Blaine City Council unanimously voted to approve a recommendation drafted by the city’s short-term revenue task force that details ways to generate revenue in the 2018 budget year.

Next, the draft will be brought to the Blaine Economic Advisory Committee for additional discussion on how to take action. The finance committee will also be involved in the process.

Unless the city takes action, Blaine will experience a fiscal shortfall in 2020, meaning Blaine’s expenditures will exceed revenues, according to the task force. The city is now operating using reserves and if the reserves are depleted, city services such as police officers could be cut.

The task force approved the draft recommendation at the end of May, after five meetings. The task force is the second step of the Strategic Economic Initiative, which was started in 2016 as a way to improve Blaine’s economy. The first step of the initiative was asking voters to approve a sales tax increase to fund street and trail projects, which was passed by 72 percent.

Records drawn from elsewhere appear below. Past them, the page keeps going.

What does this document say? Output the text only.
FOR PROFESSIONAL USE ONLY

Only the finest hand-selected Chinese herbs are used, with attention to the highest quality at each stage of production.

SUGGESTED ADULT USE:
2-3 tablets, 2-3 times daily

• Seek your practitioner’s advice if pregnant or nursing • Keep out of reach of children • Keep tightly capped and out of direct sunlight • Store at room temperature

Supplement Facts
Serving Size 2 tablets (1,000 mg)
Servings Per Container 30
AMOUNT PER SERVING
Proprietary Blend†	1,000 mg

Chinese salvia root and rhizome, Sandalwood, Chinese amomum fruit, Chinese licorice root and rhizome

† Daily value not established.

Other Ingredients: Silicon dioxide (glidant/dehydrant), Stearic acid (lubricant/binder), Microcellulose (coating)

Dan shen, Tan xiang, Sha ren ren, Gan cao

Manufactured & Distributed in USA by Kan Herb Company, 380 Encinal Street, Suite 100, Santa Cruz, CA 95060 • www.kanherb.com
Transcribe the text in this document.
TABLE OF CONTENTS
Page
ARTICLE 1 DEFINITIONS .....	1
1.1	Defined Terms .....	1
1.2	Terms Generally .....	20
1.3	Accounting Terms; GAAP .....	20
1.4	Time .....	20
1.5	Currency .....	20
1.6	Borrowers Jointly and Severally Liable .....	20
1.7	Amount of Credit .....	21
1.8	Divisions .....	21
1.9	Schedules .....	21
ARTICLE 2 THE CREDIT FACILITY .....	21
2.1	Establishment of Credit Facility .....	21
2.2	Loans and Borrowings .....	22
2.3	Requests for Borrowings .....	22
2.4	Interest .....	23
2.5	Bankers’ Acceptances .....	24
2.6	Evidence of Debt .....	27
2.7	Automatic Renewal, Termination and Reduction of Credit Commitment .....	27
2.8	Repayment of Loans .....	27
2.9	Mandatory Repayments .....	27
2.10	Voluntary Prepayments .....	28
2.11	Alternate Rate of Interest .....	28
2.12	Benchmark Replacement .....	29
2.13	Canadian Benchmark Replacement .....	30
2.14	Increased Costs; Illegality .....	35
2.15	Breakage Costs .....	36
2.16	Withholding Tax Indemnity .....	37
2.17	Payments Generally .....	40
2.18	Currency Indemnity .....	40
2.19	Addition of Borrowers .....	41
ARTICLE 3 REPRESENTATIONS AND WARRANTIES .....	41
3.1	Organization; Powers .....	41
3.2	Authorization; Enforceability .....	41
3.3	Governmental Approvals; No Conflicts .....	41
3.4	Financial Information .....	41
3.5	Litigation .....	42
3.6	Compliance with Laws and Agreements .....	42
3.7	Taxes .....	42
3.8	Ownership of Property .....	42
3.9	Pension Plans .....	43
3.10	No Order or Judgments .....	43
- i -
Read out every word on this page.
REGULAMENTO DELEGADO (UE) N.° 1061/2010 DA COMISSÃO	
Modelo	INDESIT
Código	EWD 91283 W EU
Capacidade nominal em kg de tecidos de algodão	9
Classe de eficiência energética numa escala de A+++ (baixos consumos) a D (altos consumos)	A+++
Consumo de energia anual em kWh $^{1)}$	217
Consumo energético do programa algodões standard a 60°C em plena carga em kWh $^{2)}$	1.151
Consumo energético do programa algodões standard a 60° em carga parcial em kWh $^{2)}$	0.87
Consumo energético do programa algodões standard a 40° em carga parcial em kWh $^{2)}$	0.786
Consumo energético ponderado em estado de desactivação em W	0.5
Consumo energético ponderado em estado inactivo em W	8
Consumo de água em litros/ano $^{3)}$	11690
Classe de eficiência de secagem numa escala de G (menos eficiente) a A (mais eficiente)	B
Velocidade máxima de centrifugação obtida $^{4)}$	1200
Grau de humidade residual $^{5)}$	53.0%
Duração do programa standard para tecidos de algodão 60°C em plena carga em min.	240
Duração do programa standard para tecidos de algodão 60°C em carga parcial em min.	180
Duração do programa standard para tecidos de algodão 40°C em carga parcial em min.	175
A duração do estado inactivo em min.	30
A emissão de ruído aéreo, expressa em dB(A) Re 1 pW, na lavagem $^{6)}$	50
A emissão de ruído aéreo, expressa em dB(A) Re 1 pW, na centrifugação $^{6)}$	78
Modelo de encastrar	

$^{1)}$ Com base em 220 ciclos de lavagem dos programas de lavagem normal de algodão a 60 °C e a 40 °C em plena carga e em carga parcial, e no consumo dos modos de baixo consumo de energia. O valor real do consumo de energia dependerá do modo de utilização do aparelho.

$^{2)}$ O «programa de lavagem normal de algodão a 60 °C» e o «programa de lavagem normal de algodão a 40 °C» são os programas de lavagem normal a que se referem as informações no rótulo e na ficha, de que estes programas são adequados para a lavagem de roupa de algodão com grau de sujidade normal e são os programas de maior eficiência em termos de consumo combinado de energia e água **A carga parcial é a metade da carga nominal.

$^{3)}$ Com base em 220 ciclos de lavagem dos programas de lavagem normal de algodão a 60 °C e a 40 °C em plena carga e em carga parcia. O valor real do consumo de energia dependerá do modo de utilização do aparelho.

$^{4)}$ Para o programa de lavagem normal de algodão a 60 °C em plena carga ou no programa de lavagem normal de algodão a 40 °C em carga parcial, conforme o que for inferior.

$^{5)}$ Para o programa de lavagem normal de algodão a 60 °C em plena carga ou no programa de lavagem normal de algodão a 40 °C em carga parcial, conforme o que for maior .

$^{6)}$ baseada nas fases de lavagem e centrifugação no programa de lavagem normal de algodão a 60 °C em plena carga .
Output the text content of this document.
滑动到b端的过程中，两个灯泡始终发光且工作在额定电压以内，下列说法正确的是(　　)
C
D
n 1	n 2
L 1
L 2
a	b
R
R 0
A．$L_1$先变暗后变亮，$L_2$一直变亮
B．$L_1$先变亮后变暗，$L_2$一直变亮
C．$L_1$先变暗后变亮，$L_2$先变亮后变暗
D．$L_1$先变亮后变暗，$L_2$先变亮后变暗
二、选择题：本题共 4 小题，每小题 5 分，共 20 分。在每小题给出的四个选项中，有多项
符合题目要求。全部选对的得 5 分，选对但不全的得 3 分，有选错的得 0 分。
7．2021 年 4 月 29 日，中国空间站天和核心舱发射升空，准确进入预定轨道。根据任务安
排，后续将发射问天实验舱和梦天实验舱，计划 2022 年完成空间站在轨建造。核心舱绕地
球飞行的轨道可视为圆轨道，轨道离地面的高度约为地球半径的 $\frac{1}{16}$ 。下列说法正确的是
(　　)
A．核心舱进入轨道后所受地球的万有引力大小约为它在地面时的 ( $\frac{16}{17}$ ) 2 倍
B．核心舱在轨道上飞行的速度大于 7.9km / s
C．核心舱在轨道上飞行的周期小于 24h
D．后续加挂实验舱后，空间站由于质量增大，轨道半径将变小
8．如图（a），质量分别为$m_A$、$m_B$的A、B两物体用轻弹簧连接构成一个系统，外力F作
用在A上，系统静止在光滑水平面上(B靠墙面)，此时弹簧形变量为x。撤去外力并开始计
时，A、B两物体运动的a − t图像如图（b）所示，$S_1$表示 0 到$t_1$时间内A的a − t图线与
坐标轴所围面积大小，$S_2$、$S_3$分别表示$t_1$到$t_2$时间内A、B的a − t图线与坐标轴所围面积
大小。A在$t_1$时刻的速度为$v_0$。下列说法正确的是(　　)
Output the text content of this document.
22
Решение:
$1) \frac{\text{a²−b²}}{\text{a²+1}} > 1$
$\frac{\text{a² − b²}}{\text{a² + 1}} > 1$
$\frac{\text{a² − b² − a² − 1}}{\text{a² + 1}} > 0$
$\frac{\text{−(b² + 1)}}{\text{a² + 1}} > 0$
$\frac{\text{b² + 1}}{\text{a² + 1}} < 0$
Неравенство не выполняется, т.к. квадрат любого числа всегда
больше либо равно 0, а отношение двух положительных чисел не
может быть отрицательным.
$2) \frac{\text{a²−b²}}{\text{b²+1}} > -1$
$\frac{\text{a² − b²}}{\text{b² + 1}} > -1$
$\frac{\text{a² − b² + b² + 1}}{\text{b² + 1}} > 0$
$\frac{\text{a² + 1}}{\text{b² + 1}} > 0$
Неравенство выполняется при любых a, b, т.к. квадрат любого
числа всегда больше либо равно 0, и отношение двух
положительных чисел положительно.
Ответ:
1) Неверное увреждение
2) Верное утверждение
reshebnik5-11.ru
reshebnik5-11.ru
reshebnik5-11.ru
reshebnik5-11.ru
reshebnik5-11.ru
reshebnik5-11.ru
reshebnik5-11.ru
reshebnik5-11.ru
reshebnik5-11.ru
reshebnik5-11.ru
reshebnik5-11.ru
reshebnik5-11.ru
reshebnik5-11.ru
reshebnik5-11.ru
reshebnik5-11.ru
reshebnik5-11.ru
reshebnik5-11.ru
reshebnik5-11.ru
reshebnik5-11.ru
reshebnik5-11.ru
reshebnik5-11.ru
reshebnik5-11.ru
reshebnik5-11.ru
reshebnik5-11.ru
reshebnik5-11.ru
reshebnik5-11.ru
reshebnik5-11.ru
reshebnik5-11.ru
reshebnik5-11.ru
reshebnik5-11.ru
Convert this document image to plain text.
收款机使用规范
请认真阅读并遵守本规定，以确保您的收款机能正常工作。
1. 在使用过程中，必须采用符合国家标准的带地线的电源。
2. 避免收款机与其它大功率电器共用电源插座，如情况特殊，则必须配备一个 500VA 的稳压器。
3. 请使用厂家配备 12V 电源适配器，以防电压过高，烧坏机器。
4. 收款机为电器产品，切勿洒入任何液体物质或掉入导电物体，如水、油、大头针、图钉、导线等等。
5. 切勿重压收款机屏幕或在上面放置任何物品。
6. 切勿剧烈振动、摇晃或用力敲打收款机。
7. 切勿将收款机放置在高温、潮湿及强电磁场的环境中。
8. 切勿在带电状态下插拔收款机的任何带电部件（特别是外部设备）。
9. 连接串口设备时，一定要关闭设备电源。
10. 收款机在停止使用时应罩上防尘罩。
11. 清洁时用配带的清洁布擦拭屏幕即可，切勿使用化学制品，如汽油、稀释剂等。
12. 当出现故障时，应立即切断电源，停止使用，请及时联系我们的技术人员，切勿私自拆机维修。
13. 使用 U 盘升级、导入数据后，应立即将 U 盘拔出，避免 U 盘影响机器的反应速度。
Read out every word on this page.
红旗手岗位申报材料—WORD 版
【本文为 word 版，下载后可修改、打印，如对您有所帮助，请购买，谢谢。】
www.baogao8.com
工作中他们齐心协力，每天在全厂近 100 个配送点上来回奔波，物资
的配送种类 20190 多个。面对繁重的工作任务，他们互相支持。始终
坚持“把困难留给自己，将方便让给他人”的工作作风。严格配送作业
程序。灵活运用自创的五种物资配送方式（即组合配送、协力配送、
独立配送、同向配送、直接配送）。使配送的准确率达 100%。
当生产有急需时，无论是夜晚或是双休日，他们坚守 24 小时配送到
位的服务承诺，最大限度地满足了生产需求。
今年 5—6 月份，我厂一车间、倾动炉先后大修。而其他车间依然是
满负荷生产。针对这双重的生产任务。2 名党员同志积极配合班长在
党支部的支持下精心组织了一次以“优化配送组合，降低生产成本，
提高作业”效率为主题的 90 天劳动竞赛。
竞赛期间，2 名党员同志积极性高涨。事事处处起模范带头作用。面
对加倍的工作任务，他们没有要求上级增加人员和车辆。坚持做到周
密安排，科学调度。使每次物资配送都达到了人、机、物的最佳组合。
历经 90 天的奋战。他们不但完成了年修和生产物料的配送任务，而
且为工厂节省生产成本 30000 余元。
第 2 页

The additional sales tax won’t be enough to save the city’s budget. To hire a new police officer with no training, the cost is $93,392, according to Blaine city manager Dave Wilbrecht.

To pay for that officer’s salary, the city would need to add 13 new restaurants, which each would generate $7,000. If restaurants weren’t the direction the city wanted to take, 10 new retailers or 200 new homes could cover the cost of the one officer, Wilbrecht said.

To generate more funds, the task force recommends maintaining the current general fund revenue and avoiding adding a business and occupation tax or increasing utility taxes.

During a regular city council meeting on June 26, Blaine resident Eric Davidson, who was a member of the task force and is the current committee chairman of the Blaine Public Works Committee, spoke out against adding a property or utility tax as a way to increase property growth and business development.

“I think it’d be good for revenue long-term,” Davidson said. “If somebody puts in for a development today, it could be three years before we see any property taxes from them and we’re talking about paying bills now.”

In opposition to the task force’s recommendation, Davidson urged the council to consider a business and occupancy tax and to create an exemption for a midpoint of revenue such as $200,000, $500,000 or $1 million before a business owner has to start paying taxes.

“If you had a $500,000 revenue increase by paying a business and occupancy tax, the hairstylist, the accountant with a couple of employees, the landscapers – the guy or gal who owns a small business is not going to be too adversely affected by that,” Davidson said. “But the bigger companies may feel a bit of that.”

Davidson also suggested adding a “sin tax” to alcohol, cigarettes and marijuana as an additional revenue source.

The task force also suggested creating an “aggressive economic development program,” which could include an annual fundraising event such as a garage sale, working with the Port of Bellingham to improve Blaine Harbor and additional promotion of the city. Enhancing the city’s online presence and considering a review of city services were additional recommendations by the task force.

“We think all of the things have to be done,” Wilbrecht said. “You’re going to have to look at economic development initiatives, sales properties, taxes, all other kinds of things to manage and maintain levels of service.”